Per l’Anticorruzione c’era un  “accordo di cartello” anche fra tre imprese che parteciparono la maxi gara da 2,7 miliardi, bandita sempre dalla centrale acquisti della pubblica amministrazione. Una vicenda che è alla base dell’inchiesta della procura di Napoli poi finita a Roma per competenza, come rivelato da Marco Lillo sul Fatto Quotidiano del 21 dicembre 2016. Un anno dopo gli inquirenti capitolini hanno chiuso le indagini per ventuno tra titolari, collaboratori e dirigenti di 11 società: rischiano di finire sotto processo per turbativa d’asta nell’ambito dell’inchiesta sul mega appalto Fm4, per l’affidamento di servizi nella pubblica amministrazione. La procura di Roma ha chiuso le indagini e ha contestato agli indagati di aver creato un cartello per spartirsi i 18 lotti di appalti. Tra le persone che rischiano il processo ci anche i due imprenditori Alfredo Romeo e Ezio Bigotti.

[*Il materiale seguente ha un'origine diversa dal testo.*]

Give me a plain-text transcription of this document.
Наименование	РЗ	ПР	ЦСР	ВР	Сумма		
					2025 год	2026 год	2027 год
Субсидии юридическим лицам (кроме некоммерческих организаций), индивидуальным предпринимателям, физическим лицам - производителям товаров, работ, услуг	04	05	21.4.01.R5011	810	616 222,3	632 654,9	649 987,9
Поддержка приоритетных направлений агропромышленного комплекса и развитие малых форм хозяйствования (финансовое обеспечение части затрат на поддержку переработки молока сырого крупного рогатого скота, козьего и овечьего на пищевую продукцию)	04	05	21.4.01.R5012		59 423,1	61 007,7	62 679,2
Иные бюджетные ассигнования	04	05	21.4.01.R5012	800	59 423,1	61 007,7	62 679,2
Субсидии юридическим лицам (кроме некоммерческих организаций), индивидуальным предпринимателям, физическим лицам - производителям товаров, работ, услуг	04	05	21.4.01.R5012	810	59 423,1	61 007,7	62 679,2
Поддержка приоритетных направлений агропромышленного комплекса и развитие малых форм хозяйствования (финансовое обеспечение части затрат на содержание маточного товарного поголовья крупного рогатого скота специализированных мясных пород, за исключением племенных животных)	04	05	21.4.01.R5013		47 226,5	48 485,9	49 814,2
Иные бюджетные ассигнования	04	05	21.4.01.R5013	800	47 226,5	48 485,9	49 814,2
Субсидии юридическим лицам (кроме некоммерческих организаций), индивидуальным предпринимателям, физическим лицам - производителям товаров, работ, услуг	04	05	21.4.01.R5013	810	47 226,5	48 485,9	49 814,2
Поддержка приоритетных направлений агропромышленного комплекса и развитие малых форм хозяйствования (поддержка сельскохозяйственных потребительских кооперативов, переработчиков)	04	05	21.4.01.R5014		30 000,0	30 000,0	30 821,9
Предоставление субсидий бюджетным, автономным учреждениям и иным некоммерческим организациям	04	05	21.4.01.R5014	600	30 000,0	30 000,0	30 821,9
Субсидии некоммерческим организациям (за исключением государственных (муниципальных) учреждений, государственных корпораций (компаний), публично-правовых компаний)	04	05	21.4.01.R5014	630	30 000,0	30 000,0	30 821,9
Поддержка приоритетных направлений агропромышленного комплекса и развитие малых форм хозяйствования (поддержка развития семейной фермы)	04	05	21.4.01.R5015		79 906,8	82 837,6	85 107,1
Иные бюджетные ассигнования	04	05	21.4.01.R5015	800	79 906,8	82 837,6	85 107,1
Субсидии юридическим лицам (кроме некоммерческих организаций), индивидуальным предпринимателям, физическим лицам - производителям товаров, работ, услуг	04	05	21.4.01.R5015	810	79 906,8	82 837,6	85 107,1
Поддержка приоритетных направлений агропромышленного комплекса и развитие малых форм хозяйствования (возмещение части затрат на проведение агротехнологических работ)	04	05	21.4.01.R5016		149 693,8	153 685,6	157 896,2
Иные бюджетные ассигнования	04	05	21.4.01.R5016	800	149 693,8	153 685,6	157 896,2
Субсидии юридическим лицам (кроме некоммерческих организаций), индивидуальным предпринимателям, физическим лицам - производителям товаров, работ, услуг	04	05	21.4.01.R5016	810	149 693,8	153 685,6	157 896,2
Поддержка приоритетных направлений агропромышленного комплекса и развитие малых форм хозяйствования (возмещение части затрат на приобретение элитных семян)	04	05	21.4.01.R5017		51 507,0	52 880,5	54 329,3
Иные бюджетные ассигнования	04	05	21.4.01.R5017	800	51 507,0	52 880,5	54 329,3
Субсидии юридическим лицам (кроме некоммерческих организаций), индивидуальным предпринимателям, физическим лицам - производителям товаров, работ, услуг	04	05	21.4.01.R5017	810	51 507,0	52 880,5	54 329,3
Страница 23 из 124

Secondo gli inquirenti gli accordi tra le 11 società coinvolte, tra le quali Romeo Gestioni e Sti, evitavano di fatto la concorrenza e l’ingresso di altri competitors nel settore. Il tutto attraverso la presentazione di offerte concordate in maniera tale da non realizzare sovrapposizioni competitive sui singoli lotti di gara (le cosiddette offerte a scacchiera). Ma anche la presentazione di offerte finalizzate per ciascun lotto ad alterare le medie dei punteggi di gara (anche dette offerte di appoggio). Gli investigatori parlano poi di occultamento di centri codecisionali unici in relazione ai diversi offerenti, di condivisione occulta di informazioni e dati sensibili, di promesse di subappalti a soggetti economici appartenenti a gruppi concorrenti.

Proprio indagando su Romeo e sul maxi appalto da 2,7 miliardi l’inchiesta è arrivata ai vertici della centrale acquisti della pubblica amministrazione. Nel registro degli indagati sono finiti in poco tempo i nomi del padre dell’ex premier, Tiziano Renzi, e quello di Carlo Russo, accusati di traffico di influenze illecite. Già coinvolti nell’indagine erano invece il ministro dello Sport Luca Lotti, il comandante generale dell’Arma dei carabinieri Tullio Del Sette e il generale Emanuele Saltalamacchia, tutti indagati per la fuga di notizie che allertò, secondo gli inquirenti, i vertici centrale acquisiti per l’amministrazione pubblica delle indagini in corso, come raccontato e confermato dall’ex ad Luigi Marroni. Le soffiate sulle microspie piazzate nell’ufficio di Marroni neutralizzarono di fatto l’inchiesta sull’appalto più ricco d’Europa.